Spider silk-like strong and adhesive eutectogel fibers fabricated via a continuous spinning-polymerization process

Abstract

Conductive hydrogel fibers exhibit considerable potential in wearable and flexible electronics; however, they still encounter numerous challenges, including unsatisfactory mechanical properties, poor environmental tolerance and weak adhesion strength. Particularly their continuous fabrication is thorny due to the limited spinnability of precursor monomer solutions. Herein, by replacing conventional H₂O with deep eutectic solvent, the viscosity of precursor monomer solutions is enhanced, accelerating the polymerization process, thereby enabling continuous spinning of eutectogel fibers through a straightforward photopolymerization method.

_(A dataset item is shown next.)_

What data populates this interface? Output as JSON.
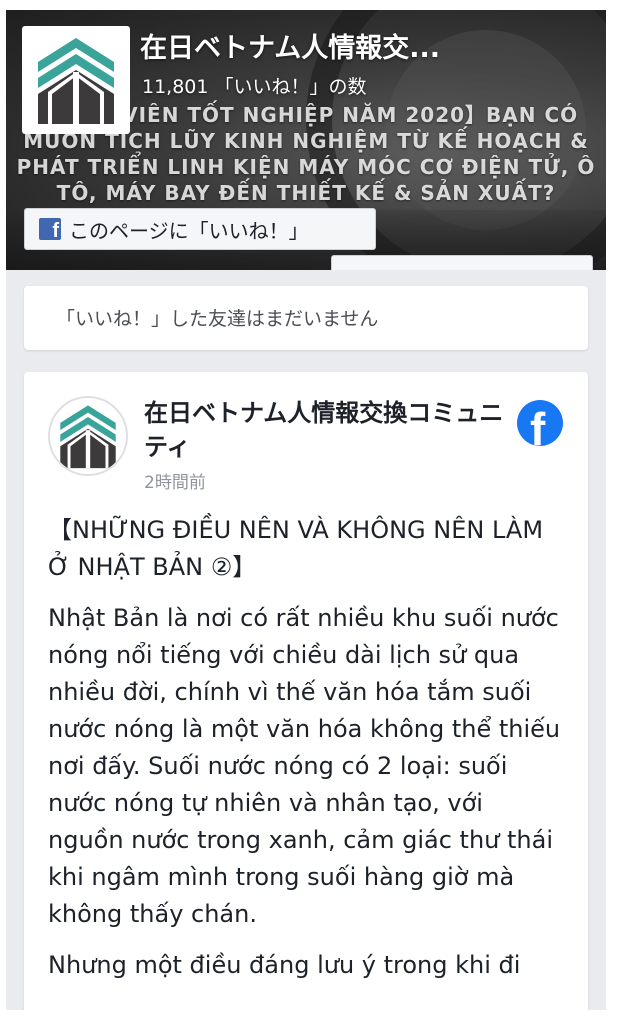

With introduction of α-helical peptide segments for energy dissipation, mechanical properties of eutectogel fiber were significantly improved, with high elongation at break (1420 %), good tensile strength (720 kPa), superior resilience (>95 % at 500 % strain) and excellent defect tolerance. Benefit from multiple classes of polar groups introduced by peptides and deep eutectic solvents, eutectogel fibers also exhibit good adhesive strength (0.85 MPa), which can be woven into a net to catch flies like natural spider silk. Besides, eutectogel fibers exhibited outstanding environmental tolerance and good ionic conductivity. Combined properties above, spider silk-like strong and adhesive eutectogel fibers were successfully used for real-time monitoring of human motions, body temperature and surface electromyography signals, demonstrating high potential in wearable health monitoring devices.